原也莹已站起身来,盯着他们。程不渔抬头瞧她,似笑非笑道:“老阿姨,你饿不饿啊?如果饿了,便分你一个丸子好了。但只能一个哦,不然我们不够吃的。”
原也莹从未想过,自已竟然会对一个丸子动心,可程不渔说出这话来,她却忽然浑身僵住了一般,眼睫和指尖却在控制不住地发抖。
素袖已醒来,看到自已面前的食物,讶然叹道:“这里怎会有吃的?”
程不渔道:“嘿嘿,我带的。如果一天吃一顿,那这些食物,足够我们吃五天。”
即便素袖已抱着必死的决心,可一个人饥饿的本能却无论如何也无法抑制,便也跟着一起吃了起来。
原也莹紧咬着牙,又冷笑着坐了下来。不过是一日而已,纵使两日不吃,她相信自已定然也能坚持住。
只是,她似乎忘了一件事,那便是人的本能,断不只是饥饿这般简单。在这样一个狭小的墓室之中,吃喝拉撒是最基本的需要,而对自由、对沟通的渴望,却更是让她渴望。

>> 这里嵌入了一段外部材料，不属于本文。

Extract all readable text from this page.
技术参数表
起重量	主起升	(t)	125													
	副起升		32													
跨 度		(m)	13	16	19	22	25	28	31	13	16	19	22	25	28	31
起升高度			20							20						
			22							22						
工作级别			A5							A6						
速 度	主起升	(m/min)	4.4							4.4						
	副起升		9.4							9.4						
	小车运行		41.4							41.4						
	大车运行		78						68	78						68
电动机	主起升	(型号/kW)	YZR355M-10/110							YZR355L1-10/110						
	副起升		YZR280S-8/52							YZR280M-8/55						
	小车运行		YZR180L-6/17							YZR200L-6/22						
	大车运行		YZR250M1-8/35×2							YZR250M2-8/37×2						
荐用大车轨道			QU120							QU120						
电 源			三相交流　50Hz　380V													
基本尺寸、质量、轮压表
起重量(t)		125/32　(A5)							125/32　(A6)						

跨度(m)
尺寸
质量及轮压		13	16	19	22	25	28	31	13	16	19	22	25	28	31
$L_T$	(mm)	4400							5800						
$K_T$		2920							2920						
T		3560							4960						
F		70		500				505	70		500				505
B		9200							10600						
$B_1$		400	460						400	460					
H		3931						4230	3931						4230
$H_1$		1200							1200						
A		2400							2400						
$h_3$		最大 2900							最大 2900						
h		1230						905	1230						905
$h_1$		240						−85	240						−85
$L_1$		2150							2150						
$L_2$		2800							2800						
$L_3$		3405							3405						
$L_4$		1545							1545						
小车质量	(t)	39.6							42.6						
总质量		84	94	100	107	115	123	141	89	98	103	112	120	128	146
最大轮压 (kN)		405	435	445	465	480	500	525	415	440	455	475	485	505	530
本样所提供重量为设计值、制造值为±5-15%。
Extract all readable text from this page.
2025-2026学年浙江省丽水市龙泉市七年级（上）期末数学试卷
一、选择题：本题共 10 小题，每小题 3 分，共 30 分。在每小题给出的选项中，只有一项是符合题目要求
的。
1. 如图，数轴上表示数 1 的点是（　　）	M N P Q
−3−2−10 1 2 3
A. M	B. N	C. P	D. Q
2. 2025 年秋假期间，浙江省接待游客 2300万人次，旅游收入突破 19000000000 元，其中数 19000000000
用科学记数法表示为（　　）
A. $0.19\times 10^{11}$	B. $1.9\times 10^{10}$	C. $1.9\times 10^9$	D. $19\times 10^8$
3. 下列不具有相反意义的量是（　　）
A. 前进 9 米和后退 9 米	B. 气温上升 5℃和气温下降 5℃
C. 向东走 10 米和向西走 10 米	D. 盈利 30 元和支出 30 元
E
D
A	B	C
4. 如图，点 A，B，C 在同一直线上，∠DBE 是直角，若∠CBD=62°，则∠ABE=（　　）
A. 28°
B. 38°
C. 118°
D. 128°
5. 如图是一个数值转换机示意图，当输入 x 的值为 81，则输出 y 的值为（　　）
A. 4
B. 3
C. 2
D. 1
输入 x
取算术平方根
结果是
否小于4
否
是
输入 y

不知怎的,她突然开始怀念外面的天光来,神色一暗,轻轻叹息。
墓室里充盈着叫花鸡的香气,程不渔收起了吃不下的饭食,拍了拍肚子,直接站起身来,走到老药仙的棺椁前,四周打量了一下,便道:“药仙师父,您师父这遗体,能否换个位置?”
素袖讶然道:“换个位置?这是为何?”
程不渔笑道:“我是觉得这石棺另有妙用。若不是老阿姨把那石棺盖子砸了个粉碎,或许咱们一会儿倒也不必太尴尬。”
他说着,便已经小心翼翼伸出手,将老药仙的遗体抬了出来,放到了一边,然后又摸着下巴,绕着那石棺转了一周,仔细想了想,亮出指虎倒钩短匕,从石棺中间位置落拳,将石棺从中一分为二。